Ally McCoist insists he's been blown away by how quickly Alistair Johnston got on board with the "paranoia club" at Celtic as he got his "violin" out to wind up Chris Sutton.
The Parkhead club have been left reeling by John Beaton and VAR Willie Collum's decision not to award them a penalty for handball in last week's 2-2 draw with Rangers. Record Sport understands they want an SFA explanation over the implementation of the technology while Ange Postecoglou also slammed the "inconsistency" that he believes has been on show across the board.

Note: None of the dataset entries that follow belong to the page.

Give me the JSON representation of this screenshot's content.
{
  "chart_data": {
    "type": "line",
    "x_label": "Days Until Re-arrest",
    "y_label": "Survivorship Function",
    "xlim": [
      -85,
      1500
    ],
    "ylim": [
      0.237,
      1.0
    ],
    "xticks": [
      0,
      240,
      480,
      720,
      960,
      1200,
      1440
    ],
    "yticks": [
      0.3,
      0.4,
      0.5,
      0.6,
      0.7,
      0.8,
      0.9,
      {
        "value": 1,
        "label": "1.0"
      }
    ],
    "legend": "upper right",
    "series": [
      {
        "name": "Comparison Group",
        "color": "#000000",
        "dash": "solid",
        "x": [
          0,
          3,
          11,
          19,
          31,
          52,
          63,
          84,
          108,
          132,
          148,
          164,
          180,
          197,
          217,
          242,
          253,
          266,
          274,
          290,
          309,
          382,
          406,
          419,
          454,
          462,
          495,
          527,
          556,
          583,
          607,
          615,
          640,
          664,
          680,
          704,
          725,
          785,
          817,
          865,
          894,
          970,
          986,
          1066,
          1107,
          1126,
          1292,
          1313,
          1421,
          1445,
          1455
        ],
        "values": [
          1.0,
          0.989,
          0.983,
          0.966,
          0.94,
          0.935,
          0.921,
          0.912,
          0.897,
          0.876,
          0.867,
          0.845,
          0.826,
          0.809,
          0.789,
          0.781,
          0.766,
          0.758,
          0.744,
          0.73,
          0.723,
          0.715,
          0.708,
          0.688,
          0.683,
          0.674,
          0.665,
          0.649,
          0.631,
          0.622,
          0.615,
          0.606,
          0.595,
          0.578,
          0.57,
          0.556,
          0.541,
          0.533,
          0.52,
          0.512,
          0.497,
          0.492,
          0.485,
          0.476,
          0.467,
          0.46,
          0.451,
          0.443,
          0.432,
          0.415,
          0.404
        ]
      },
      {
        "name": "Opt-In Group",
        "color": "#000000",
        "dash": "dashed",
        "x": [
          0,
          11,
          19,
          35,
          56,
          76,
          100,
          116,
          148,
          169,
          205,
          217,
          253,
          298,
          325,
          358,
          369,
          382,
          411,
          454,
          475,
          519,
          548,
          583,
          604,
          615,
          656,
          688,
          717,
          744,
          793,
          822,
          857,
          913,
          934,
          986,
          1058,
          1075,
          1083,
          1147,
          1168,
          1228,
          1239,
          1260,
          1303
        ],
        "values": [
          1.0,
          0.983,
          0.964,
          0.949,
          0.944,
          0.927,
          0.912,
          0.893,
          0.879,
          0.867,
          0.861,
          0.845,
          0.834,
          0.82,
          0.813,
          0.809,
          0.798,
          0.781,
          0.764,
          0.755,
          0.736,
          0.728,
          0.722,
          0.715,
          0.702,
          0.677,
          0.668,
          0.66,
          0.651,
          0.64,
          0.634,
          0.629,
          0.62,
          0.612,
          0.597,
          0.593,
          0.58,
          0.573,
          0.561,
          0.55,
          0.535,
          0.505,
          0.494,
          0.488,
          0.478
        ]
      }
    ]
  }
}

Right-back Johnston, who made his debut in the derby clash that ultimately kept Celtic nine points clear, said the decision "didn't feel right" and ultimately "screwed" his team. And McCoist, speaking on BT Sport's Scottish Football Extra, didn't take long to tear into the Canadian. He said: "I've got to say, in terms of that new signing Johnston, that is the quickest attack of paranoia I've ever seen from a sportsman in modern life. Honest to God.
"He's in the door two minutes, I'm not even sure he's done the toilet in the place yet, and he's complaining about referees and VAR. I nearly fell off my seat. Brilliant wee man, why don't you join the paranoia club?"
He wasn't stopping there either as he sarcastically rhymed off a list of organisations who have an "agenda" against Celtic. he jokingly said: "I'll tell you something else, I think there is. Everybody's got something against Celtic. Whether it's Rangers, the SFA, he Scottish government, the British government, MI5!
"Remember that Cup Final (against Celtic in 2019) where the big centre-half (Jullien) was three yards offside? I think they scored another one where he was two yards offside that should have been given! There's definitely a conspiracy against Celtic, no doubt about it. Throw your toys out the pram! Unbelievable!"
Fellow pundit Chris Sutton then chimed in with the counterpoint that Scottish football should be employing foreign officials because "Rangers only concede penalties in Europe." And a grinning McCoist then got his "violin" out to wind his counterpart up.